Gandhi’s thinking about religion and modernity both continued and broke with the Hindu tradition he inherited. His seminal work Hind Swaraj (1909) presents a radical moral critique of modernity, a position he explicitly continued to affirm for the rest of his life. As Ashis Nandy puts it: ‘Gandhi was a traditionalist because he borrowed elements from modernity, without being defensive about them, and fitted them within the traditional Indian worldview.’ A malignant feature of modern civilisation is that it is falsely identified with dynamism and energy. This obsession with motion and movement is harmfully destabilising, upsetting human relations with the environment and undermining all sense of community. Nevertheless, Gandhi does concede some achievements to modern civilisation. He admires its open-minded spirit of scientific inquiry and appreciates some of the advantages of modern civilisation’s ability to control the natural world.

The very nature of the constitutive feature of modernity is to reduce social relations to market relations, the alienating effects of capitalism. Where Gandhi differs from other critics of modernity, however, is in his belief that modernity is still a curable disease.

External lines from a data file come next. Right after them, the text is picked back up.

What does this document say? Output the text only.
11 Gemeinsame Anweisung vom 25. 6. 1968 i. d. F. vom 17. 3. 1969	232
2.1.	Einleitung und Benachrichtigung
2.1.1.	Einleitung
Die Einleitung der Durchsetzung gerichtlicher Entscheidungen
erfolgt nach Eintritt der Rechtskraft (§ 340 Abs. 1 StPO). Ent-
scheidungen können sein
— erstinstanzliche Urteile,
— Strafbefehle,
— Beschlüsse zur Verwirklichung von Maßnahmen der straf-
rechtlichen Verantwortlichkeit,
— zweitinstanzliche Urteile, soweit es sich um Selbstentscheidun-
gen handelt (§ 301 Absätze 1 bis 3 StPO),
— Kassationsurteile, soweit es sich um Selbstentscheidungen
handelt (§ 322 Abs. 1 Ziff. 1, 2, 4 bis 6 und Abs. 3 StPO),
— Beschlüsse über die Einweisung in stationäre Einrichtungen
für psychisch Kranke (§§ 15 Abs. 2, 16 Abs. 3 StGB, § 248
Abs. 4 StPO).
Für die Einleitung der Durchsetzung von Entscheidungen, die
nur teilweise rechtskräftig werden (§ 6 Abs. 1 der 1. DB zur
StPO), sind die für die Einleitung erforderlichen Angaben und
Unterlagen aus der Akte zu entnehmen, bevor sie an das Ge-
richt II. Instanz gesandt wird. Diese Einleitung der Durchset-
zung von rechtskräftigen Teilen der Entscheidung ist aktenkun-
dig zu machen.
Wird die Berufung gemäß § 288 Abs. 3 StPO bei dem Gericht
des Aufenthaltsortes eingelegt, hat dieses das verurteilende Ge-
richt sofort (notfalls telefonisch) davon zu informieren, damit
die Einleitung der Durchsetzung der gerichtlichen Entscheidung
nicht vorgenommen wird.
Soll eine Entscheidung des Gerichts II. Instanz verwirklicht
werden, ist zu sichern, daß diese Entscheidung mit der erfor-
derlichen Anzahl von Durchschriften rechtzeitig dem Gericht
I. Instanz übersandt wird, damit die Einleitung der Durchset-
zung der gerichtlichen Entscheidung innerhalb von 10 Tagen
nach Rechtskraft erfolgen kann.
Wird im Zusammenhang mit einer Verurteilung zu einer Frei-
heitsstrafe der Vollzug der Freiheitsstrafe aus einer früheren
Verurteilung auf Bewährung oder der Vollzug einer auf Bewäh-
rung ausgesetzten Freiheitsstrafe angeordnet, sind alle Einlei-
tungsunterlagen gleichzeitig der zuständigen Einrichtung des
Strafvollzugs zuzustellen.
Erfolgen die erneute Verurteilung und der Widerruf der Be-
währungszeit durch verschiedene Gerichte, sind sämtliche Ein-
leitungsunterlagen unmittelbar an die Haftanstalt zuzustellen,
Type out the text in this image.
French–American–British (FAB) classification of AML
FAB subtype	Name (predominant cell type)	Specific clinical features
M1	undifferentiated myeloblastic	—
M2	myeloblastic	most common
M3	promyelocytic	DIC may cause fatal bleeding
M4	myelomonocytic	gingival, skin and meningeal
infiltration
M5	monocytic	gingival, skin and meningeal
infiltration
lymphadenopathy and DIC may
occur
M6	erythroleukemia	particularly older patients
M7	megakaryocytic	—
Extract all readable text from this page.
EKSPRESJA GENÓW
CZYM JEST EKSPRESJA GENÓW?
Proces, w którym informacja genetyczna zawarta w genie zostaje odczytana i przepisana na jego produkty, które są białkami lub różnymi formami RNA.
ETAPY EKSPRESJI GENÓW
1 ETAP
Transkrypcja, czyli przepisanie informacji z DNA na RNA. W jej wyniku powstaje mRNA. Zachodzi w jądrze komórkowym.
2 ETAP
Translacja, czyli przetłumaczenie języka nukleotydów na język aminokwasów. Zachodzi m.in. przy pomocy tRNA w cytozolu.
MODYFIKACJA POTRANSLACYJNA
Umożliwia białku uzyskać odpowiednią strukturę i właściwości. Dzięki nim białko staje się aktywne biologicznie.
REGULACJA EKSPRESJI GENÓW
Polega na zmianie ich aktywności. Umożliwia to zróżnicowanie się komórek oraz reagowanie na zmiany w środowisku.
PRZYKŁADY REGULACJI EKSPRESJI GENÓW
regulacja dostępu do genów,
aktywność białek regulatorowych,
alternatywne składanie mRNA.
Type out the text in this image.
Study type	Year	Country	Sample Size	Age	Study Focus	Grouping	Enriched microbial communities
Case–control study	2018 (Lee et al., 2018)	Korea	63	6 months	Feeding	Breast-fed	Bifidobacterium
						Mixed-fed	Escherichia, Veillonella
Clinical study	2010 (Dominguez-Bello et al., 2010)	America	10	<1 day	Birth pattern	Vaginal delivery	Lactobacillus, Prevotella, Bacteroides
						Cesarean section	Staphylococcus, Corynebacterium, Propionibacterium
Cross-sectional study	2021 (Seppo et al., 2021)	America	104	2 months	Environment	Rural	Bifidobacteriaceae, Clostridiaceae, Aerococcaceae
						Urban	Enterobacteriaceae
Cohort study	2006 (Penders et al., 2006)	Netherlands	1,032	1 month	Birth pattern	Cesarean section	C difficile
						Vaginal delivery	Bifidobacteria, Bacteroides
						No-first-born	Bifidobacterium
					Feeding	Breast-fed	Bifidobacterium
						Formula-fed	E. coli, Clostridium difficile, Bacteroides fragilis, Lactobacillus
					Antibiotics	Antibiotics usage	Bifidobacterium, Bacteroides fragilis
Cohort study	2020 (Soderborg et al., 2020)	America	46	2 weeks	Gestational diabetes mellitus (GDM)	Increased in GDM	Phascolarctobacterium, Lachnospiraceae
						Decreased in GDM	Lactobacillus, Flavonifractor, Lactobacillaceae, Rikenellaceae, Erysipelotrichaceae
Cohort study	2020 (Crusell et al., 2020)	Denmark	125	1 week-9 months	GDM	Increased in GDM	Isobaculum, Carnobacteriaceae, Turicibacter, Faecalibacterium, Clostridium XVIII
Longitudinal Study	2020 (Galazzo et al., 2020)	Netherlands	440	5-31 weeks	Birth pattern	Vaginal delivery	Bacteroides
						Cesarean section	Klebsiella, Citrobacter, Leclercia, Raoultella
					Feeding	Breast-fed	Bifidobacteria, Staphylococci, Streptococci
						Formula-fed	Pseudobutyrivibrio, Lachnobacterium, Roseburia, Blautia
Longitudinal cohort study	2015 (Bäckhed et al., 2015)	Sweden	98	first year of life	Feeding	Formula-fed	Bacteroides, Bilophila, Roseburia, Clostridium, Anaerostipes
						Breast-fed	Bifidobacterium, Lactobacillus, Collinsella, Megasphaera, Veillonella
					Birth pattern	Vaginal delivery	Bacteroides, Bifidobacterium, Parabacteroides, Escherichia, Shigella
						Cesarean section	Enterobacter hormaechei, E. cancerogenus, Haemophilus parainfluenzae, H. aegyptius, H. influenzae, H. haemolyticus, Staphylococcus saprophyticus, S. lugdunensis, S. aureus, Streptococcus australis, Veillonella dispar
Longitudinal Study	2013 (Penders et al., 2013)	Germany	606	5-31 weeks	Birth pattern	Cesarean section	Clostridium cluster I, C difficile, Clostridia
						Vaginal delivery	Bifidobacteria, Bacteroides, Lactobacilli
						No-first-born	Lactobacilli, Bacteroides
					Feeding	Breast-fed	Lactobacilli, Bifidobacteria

Hind Swaraj, his foundational text, a critique of modern civilisation and the plea for a return to the simple self-sufficiency of ‘traditional’ village life, is also his manifesto for ideological independence. Environmentalists, social scientists, political theorists and those most critical of contemporary ‘global’ thinking often draw upon his ideas to meet the challenges of modernity to incorporate alternative visions incorporating the strengths of modernity.

It is significant that Gandhi chose Nehru, with his modern and forward-looking outlook, as his political heir as free India required it.  The Nehru-Gandhi paradigm should take us beyond the emblematic rituals of charkha, swadeshi, mud packs and prayer meetings, to envisioning modernity not as an abrupt discontinuity with tradition but as alternative modernity seamlessly evolving from the usable past. One could also invoke the medieval Bhakti poets who questioned ritual orthodoxies and reoriented social movements toward a distinctive Indian modernity.

(The writer is former Professor and Head of the Department of English, HNB Garhwal University and former Fellow of the Indian Institute of Advanced Study, Shimla.)